​Summary:

  • The current account surplus amounted to 1.9 percent of GDP in 2005, more than in 2003 and 2004. 
  • From the perspective of the last three years, the move to a surplus in the current account reflects mainly an improvement in the goods and services account, despite the deterioration in the terms of trade. 
  • The export and import growth rates in 2005 were lower than in 2004, although they continued to rise as a proportion of GDP. The slower rate of increase in world trade reduced the expansion in exports, while imports were affected by the lower level of the real exchange rate, the deterioration in the terms of trade and by the slower pace of goods exports, which contain a large component of imported inputs. 
  • The globalization process is reflected by the range of countries that are Israel’s trading partners. The share of the less affluent countries in Israel’s exports and imports rose during the last five years. The increased share of these countries, in which labor is relatively inexpensive, was particularly notable in labor-intensive industries although their share in the high-tech industries, which are capital-intensive, also rose. 
  • The economy’s financial account amounted to substantial net capital exports of $6.1 billion due to a large $16.9 billion increase in Israeli resident’s investments abroad, which exceeded the $10.8 billion growth in nonresidents’ investments in the Israeli economy. 
  • The growth in Israeli residents’ investments mainly derived from institutional investors’ more rapid diversification of investments abroad. Another major factor was the repayment of foreign-currency credit by the business sector and an increase in its deposits as the interest rate differential between Israel and abroad contracted, a development that led to the banking system transferring sources to abroad. 

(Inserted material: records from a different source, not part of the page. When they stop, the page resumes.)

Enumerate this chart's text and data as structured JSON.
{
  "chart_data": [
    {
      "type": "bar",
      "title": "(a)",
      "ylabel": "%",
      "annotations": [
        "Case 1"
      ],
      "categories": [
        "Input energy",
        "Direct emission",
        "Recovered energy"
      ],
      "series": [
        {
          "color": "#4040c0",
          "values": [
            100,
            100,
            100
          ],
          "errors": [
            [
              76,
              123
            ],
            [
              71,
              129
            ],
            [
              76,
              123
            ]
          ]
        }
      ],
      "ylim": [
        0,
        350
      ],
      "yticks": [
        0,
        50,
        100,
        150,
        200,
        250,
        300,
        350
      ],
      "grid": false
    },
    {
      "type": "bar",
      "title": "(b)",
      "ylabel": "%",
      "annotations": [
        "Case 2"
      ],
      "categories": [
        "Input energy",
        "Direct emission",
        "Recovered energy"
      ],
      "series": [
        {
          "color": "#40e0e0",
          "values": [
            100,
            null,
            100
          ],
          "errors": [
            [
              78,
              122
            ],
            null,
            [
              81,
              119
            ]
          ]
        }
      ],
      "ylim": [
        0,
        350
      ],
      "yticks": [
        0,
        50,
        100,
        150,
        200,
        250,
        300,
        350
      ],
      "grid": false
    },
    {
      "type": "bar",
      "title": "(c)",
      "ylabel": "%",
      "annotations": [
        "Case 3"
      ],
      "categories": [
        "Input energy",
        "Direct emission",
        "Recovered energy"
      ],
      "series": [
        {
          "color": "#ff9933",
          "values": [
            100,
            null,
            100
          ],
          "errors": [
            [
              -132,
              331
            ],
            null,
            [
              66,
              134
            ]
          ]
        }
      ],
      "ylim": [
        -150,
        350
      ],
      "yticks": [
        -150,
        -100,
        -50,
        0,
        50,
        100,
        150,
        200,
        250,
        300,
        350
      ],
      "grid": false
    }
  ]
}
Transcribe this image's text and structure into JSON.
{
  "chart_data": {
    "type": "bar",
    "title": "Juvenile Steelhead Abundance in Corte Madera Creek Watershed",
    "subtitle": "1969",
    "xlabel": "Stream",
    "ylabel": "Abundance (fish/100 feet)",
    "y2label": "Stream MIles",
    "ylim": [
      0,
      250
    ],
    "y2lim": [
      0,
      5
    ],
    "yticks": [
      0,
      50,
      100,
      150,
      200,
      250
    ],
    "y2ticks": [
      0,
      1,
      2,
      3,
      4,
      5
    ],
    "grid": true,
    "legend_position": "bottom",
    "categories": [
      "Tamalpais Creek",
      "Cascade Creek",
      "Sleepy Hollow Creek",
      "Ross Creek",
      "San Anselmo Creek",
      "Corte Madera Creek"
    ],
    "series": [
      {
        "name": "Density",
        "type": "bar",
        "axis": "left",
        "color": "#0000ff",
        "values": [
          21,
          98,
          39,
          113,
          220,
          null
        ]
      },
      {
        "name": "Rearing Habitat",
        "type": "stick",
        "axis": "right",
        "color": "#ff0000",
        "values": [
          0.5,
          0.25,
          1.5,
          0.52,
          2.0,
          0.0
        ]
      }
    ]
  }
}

  • Developments in the financial account were affected by two main processes: government activity and government decisions that were reflected by a record amount of privatization, and by the impact of the structural reforms in taxation and in the capital market; and worldwide financial trends, primarily the rise in short-term yields, which had the effect of increasing Israeli residents’ investments abroad, the stable level of long-term yields and the growth in capital movements to the emerging economies, which supported additional capital movements to the economy by foreign residents.